Custom link positions
Table of Contents
Custom link positions
Configuration > Custom > Link Positions
The SEO Spider classifies every links position on a page, such as whether it’s in the navigation, content of the page, sidebar or footer for example.
The classification is performed by using each links ‘link path’ (as an XPath) for known semantic substrings and can be seen in the ‘inlinks’ and ‘outlinks’ tabs.
This can help identify ‘inlinks’ to a page that are only from in body content for example, ignoring any links in the main navigation, or footer for better internal link analysis.
If your website uses semantic HTML5 elements (or well-named non-semantic elements, such as div id=”nav”), the SEO Spider will be able to automatically determine different parts of a web page and the links within them.
The default link positions set-up uses the following search terms to classify links.
However, not every website is built in this way, so you’re able to configure the link position classification based upon each sites unique set-up. This allows you to use a substring of the link path of any links, to classify them.
For example, the Screaming Frog website has mobile menu links outside the nav element that are determined to be in ‘content’ links. This is incorrect, as they are just an additional site wide navigation on mobile. This is because they are not within a nav element, and are not well named such as having ‘nav’ in their class name. Doh!

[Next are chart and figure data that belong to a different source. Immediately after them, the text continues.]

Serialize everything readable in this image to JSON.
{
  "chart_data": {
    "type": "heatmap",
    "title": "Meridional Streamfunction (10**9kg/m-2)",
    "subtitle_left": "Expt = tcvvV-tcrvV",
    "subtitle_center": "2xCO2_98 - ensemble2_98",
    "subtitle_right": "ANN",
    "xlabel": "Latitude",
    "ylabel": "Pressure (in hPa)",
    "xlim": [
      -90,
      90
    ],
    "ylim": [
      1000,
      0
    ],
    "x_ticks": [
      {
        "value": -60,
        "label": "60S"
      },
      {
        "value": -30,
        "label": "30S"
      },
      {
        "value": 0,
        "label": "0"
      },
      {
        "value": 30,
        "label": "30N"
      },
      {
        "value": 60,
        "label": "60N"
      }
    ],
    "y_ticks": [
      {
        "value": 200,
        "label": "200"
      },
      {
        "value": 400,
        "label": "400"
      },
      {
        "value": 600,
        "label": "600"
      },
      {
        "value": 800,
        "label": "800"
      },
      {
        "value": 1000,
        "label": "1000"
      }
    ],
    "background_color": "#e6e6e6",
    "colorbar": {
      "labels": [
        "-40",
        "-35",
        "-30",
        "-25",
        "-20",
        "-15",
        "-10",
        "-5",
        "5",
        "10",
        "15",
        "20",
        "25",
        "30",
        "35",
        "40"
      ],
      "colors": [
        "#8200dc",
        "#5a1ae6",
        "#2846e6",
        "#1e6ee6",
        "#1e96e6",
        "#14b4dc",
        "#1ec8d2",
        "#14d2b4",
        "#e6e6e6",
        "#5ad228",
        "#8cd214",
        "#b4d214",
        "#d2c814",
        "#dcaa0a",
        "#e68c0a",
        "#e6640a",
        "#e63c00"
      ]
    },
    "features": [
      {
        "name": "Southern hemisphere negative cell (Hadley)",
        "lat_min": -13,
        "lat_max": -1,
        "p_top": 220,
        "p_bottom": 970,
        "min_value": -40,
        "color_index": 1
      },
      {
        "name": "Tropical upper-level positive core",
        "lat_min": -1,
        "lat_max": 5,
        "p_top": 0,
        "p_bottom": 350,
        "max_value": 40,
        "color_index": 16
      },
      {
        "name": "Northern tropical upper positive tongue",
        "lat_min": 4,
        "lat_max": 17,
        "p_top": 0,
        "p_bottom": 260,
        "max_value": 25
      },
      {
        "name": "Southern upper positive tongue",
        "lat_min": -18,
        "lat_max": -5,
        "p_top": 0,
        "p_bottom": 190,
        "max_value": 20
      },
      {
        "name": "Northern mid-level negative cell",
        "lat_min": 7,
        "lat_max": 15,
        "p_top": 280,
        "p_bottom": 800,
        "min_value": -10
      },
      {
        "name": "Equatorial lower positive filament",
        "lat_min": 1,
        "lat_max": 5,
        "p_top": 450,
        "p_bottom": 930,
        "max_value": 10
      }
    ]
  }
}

The ‘mobile-menu__dropdown’ class name (which is in the link path as shown above) can be used to define its correct link position using the Link Positions feature.
These links will then be correctly attributed as a sitewide navigation link.
The search terms or substrings used for link position classification are based upon order of precedence. As ‘Content’ is set as ‘/’ and will match any Link Path, it should always be at the bottom of the configuration.
So in the above example, the ‘mobile-menu__dropdown’ class name was added and moved above ‘Content’, using the ‘Move Up’ button to take precedence.
You’re able to disable ‘Link Positions’ classification, which means the XPath of each link is not stored and the link position is not determined. This can help save memory and speed up the crawl.